I recall The Claimant appeared in Lady Cynthia Asquith’s Third Ghost Book — but not in EB’s Collected Stories.
THE PARROT
“…a very new-looking parrot, newer-looking even than the complete edition of Lord Lytton,…”
Lytton’s The House and the Brain? The Parrot — with its refrain of “Minnie” beyond mere mimic — being this House’s brain, parrot fashion, evidently House No. 16…
“past the Willesdens’, past No. 17’s, 18’s and 19’s, till it broadened out under the Lennicotts’ poplars… […] ‘I never knew there were so many people who didn’t live in London. Of course, one sees the houses, but it is difficult to realise, isn’t it, that they have insides and that they really mean anything!’”
This an Aickman-like study of social interactions in the suburbs where the Lennicotts, bookish, a discarded couple seeming strange and foreign with their impossible books against which grudges are fostered — whereby people, as often in Aickman, share a roof to meet new challenges and forget the small world below, that world with petty trolls. Pretty Polly, with masculine pronoun, who yearns for his Minnie, Polly as catalyst, bringing people together by escaping its cage, setting up the chase and prophesying as well as transcending today’s social-media grudges, and much more. Can one make up how a story can be so powerful?
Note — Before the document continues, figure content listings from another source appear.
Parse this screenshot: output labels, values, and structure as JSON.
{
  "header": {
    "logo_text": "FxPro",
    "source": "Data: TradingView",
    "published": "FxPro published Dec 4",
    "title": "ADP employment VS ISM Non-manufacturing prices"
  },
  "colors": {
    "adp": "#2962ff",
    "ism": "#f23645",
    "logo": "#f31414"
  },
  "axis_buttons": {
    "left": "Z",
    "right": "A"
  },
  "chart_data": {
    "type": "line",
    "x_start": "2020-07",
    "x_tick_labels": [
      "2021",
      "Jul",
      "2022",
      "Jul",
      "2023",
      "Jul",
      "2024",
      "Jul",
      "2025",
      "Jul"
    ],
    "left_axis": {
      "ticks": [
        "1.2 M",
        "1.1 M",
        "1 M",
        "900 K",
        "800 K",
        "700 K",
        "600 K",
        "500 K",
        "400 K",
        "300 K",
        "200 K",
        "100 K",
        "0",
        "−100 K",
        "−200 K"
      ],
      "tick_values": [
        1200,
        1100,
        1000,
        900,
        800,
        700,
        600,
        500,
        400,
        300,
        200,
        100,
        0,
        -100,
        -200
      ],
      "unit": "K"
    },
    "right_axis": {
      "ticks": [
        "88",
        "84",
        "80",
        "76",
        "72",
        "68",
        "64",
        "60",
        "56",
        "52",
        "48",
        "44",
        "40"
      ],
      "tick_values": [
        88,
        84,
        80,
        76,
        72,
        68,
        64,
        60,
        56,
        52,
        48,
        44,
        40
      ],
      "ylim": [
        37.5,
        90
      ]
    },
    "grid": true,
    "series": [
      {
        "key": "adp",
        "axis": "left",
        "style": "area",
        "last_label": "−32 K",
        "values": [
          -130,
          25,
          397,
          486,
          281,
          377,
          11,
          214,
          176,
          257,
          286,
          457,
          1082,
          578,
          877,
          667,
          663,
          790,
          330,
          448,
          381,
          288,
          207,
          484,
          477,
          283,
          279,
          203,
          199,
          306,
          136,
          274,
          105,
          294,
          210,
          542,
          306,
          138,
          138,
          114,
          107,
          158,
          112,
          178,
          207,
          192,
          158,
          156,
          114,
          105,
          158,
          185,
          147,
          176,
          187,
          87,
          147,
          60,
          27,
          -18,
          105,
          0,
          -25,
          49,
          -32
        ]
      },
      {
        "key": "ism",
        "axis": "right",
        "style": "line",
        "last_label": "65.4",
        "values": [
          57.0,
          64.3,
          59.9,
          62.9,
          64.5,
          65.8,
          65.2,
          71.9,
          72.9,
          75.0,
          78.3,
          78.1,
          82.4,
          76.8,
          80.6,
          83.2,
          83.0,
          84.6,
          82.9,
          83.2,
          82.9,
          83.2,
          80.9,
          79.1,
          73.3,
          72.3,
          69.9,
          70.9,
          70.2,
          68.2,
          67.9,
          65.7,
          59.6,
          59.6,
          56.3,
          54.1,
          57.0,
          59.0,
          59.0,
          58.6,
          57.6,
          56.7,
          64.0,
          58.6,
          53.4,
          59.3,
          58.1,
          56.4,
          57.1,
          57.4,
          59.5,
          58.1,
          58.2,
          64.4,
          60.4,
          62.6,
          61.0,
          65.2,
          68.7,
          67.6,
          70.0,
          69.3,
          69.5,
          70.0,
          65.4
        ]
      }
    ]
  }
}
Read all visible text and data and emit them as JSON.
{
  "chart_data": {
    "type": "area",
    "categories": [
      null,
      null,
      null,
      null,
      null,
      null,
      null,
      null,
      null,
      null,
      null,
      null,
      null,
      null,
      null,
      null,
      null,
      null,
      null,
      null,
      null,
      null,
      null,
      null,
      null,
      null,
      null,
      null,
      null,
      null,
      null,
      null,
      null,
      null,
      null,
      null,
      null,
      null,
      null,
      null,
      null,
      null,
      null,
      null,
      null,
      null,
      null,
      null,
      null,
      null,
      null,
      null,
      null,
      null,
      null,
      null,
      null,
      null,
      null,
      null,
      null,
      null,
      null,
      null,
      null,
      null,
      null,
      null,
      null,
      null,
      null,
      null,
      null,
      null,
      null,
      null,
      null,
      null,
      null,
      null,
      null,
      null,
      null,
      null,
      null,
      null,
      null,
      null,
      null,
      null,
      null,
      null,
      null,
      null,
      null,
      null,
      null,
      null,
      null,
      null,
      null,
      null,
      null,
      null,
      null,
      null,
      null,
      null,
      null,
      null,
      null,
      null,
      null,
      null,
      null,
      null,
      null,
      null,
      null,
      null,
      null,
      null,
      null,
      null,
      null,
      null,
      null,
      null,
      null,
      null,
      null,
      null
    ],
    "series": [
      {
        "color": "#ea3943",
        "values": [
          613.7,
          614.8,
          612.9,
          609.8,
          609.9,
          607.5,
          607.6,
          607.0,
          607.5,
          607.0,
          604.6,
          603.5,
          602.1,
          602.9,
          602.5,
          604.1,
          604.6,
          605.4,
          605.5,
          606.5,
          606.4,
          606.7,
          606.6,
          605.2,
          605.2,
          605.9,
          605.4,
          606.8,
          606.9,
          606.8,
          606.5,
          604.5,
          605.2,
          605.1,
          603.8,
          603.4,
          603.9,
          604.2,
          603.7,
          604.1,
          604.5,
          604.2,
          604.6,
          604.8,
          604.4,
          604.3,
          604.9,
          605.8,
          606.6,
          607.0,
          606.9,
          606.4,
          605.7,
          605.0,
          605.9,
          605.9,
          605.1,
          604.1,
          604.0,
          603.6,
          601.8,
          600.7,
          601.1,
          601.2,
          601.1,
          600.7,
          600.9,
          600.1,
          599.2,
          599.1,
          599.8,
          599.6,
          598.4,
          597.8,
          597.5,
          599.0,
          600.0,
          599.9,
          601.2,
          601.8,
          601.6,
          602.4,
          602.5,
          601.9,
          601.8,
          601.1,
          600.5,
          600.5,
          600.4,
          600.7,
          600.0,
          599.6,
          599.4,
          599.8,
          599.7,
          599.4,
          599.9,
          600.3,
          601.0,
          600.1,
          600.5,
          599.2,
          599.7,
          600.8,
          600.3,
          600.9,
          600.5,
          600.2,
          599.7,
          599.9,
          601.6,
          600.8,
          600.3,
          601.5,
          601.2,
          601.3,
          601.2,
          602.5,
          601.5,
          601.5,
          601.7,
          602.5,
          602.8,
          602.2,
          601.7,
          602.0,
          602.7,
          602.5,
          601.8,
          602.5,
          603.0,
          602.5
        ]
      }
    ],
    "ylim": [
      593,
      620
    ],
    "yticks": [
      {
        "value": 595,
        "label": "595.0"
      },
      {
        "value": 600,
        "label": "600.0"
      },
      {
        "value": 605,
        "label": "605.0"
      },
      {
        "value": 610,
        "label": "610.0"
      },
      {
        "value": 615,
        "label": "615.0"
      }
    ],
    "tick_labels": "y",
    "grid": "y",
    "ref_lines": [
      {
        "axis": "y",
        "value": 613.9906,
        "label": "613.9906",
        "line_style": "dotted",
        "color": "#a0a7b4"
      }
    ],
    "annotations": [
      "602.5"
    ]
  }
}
The poignant story of Eleanor with pince-nez caged as the parrot owner’s ‘companion’, as she deals with the parrot’s escape, a shape wobbling like a pony in the sky and landing in the Lennicott’s garden and eventually bringing us to their roof of knowledge.
Yes, the parrot’s house was No. 16! And Eleanor, now inside the Lennicotts’ house, further along, finds the necessary deliciously ‘wicked’ piano…
“…the great jutting triangle of the piano. She was still drawing shallow breaths and walking delicately, and had the sense of passing down a long low shining tunnel of wickedness,… […] She was here in those Lennicotts’ very house; its shadows and scents were surcharged for her, every contact was intolerably significant. […] Mr Lennicott’s dragons glowed; he might have stepped out of a cathedral window, and had indeed even that air of ornate asceticism. […]The room smelt of cigarettes and masculine unguents and had sloping ceilings. She remembered all those terrible books…”
Stair carpet of sinister sleekness, and a gutter to clamber along, so finely and ironically absurdist, like Aickman, this story…I am breathless with this reading escapade. And its potential Zeno’s Paradox of time…
“…a lost hour that had slipped through a crack in her life and vanished. […] …she did not want to go back to that house of shut-out sunshine and great furniture, where the parrot was carried royally from room to room on trays, and she was nothing.”
Never to be fearful of being ‘under compliment’ to anyone, like the parrot’s owner, who stayed in her own cage once our catalyst is re-caged. A sad case, a sad cage, a head with its housed brain. The Haunted and the Haunters. Today’s technologically linked poly-world and its peoples never to reach nirvana or gestalt…
“How world lay overlapped with world; visible each from the other and yet never to be one!”